Elle fédère et coordonne les actions de la Direction générale des Douanes (Dgd), de la Direction générale des Impôts et des Domaines (Did) et de la Direction générale de la Comptabilité publique et du Trésor (Dgcpt), pour une mobilisation efficiente des ressources publiques. D’après les projections, sur la période 2024-2026, les recettes devraient maintenir une tendance haussière, avec un taux moyen de progression de 20,5%. Cette forte hausse résulterait des efforts en termes d’extension et de sécurisation de l’assiette fiscale, de la réduction drastique des dépenses fiscales sans portée sociale, de la rationalisation des exonérations de Tva, de la poursuite de la modernisation des services (interconnexion et e-services) mais aussi des retombées, à compter de 2024, de l’exploitation des ressources pétrolières et gazières. Le Sénégal mise également sur d’autres leviers.
Notamment, la mise en œuvre de la Tva sur les prestations de services numériques. Par exemple, les opérations de ventes en ligne de biens et de services via des plateformes numériques connaissent un essor évident au Sénégal.
Ainsi, de nouvelles règles fiscales sont établies pour assurer l’imposition effective à la Tva des livraisons de biens et prestations de services immatérielles réalisées au profit d’un particulier non assujetti, établi au Sénégal à partir de l’étranger et ce, au moyen d’un réseau informatique et/ou électronique. La mise en œuvre de ces règles, prévue au plus tard au mois de janvier 2024, permettra une « hausse sensible des recettes ». Il s’agira également, pour le Sénégal, d’avoir une procédure simplifiée d’immatriculation fiscale à distance, ainsi qu’une procédure simplifiée de télédéclaration et de télépaiement de la Tva exigible, pour les opérateurs de plateformes ne disposant pas d’installations professionnelles sur le territoire sénégalais.

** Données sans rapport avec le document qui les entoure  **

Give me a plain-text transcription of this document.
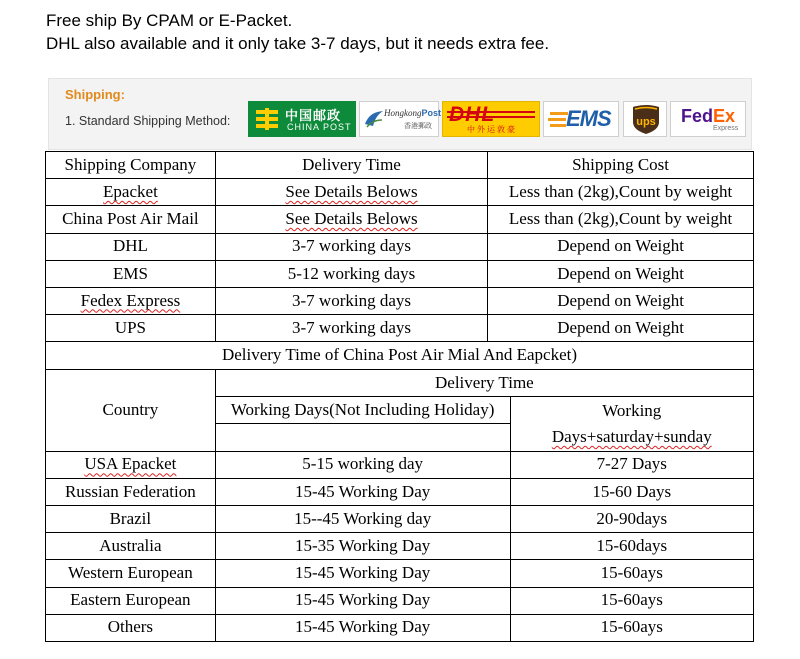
Free ship By CPAM or E-Packet.
DHL also available and it only take 3-7 days, but it needs extra fee.
Shipping:
1. Standard Shipping Method:	中国邮政
CHINA POST
HongkongPost
香港郵政 DHL
中外运敦豪 EMS ups FedEx
Express
Shipping Company	Delivery Time	Shipping Cost
Epacket	See Details Belows	Less than (2kg),Count by weight
China Post Air Mail	See Details Belows	Less than (2kg),Count by weight
DHL	3-7 working days	Depend on Weight
EMS	5-12 working days	Depend on Weight
Fedex Express	3-7 working days	Depend on Weight
UPS	3-7 working days	Depend on Weight
Delivery Time of China Post Air Mial And Eapcket)		
Country	Delivery Time	
	Working Days(Not Including Holiday)	Working
Days+saturday+sunday

USA Epacket	5-15 working day	7-27 Days
Russian Federation	15-45 Working Day	15-60 Days
Brazil	15--45 Working day	20-90days
Australia	15-35 Working Day	15-60days
Western European	15-45 Working Day	15-60ays
Eastern European	15-45 Working Day	15-60ays
Others	15-45 Working Day	15-60ays
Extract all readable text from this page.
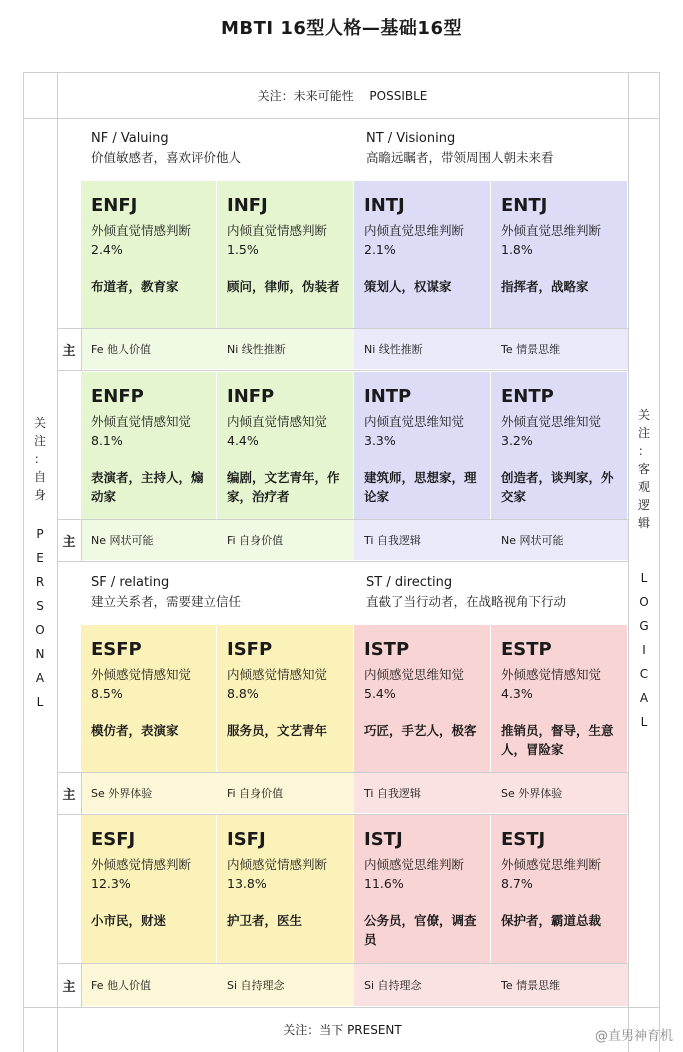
MBTI 16型人格—基础16型
关注：未来可能性　 POSSIBLE
关注：当下 PRESENT
关
注
：
自
身
P
E
R
S
O
N
A
L
关
注
：
客
观
逻
辑
L
O
G
I
C
A
L
NF / Valuing
价值敏感者，喜欢评价他人
NT / Visioning
高瞻远瞩者，带领周围人朝未来看
SF / relating
建立关系者，需要建立信任
ST / directing
直截了当行动者，在战略视角下行动
ENFJ
外倾直觉情感判断
2.4%
布道者，教育家
INFJ
内倾直觉情感判断
1.5%
顾问，律师，伪装者
INTJ
内倾直觉思维判断
2.1%
策划人，权谋家
ENTJ
外倾直觉思维判断
1.8%
指挥者，战略家
主	Fe 他人价值	Ni 线性推断	Ni 线性推断	Te 情景思维
ENFP
外倾直觉情感知觉
8.1%
表演者，主持人，煽动家
INFP
内倾直觉情感知觉
4.4%
编剧，文艺青年，作家，治疗者
INTP
内倾直觉思维知觉
3.3%
建筑师，思想家，理论家
ENTP
外倾直觉思维知觉
3.2%
创造者，谈判家，外交家
主	Ne 网状可能	Fi 自身价值	Ti 自我逻辑	Ne 网状可能
ESFP
外倾感觉情感知觉
8.5%
模仿者，表演家
ISFP
内倾感觉情感知觉
8.8%
服务员，文艺青年
ISTP
内倾感觉思维知觉
5.4%
巧匠，手艺人，极客
ESTP
外倾感觉情感知觉
4.3%
推销员，督导，生意人，冒险家
主	Se 外界体验	Fi 自身价值	Ti 自我逻辑	Se 外界体验
ESFJ
外倾感觉情感判断
12.3%
小市民，财迷
ISFJ
内倾感觉情感判断
13.8%
护卫者，医生
ISTJ
内倾感觉思维判断
11.6%
公务员，官僚，调查员
ESTJ
外倾感觉思维判断
8.7%
保护者，霸道总裁
主	Fe 他人价值	Si 自持理念	Si 自持理念	Te 情景思维
@直男神育机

Fort de cela, il est prévu une augmentation de 693,3 milliards de FCfa des recettes fiscales entre 2023 et 2024. Une performance à portée de main, selon le Gouvernement, puisque le Sénégal devrait enregistrer le taux de croissance le plus élevé de son histoire en 2024 (9,2%). « Quand une économie fait un tel bond, les retombées fiscales, mais aussi douanières (car celui-ci induit une embellie de la consommation), sont forcément importantes, pour peu que les administrations chargées de la collecte soient bien préparées », souligne la Lfi 2024.
La dette toujours « viable et soutenable »
Selon la Lfi 2024, la maîtrise de la dette demeure une forte préoccupation. L’amortissement de la dette est estimé à 1 248,21 milliards de FCfa en 2024. Globalement, souligne le document, la dette publique reste « viable et soutenable ». Malgré cela, au niveau local, la stratégie est orientée vers une réduction progressive du recours aux bons de Trésor et l’allongement de la maturité des obligations permettant d’améliorer le profil de remboursement de la dette. Ainsi, concernant la dette extérieure, les axes de la politique sont la recherche et le recours en priorité aux financements concessionnels, notamment les emprunts multilatéraux hautement concessionnels, afin de réduire les risques de refinancement et de taux d’intérêt ; la diversification de la base des créanciers, en ayant recours aux bailleurs non traditionnels pour le financement des projets politiquement réalistes et économiquement rentables.
Ainsi, ces stratégies combinées aux impacts de l’exploitation des hydrocarbures permettront de passer à un ratio d’endettement par rapport au Pib de 60% en 2029. « À partir de 2024, notre pays va renouer avec des taux de croissance élevés, ces nouvelles marges de manœuvre budgétaire vont nous permettre d’amorcer une stratégie de désendettement. Le ratio Dette de l’administration centrale/Pib devrait ainsi passer de 67% en 2024 à 60,2% en 2029 », prévoit le document.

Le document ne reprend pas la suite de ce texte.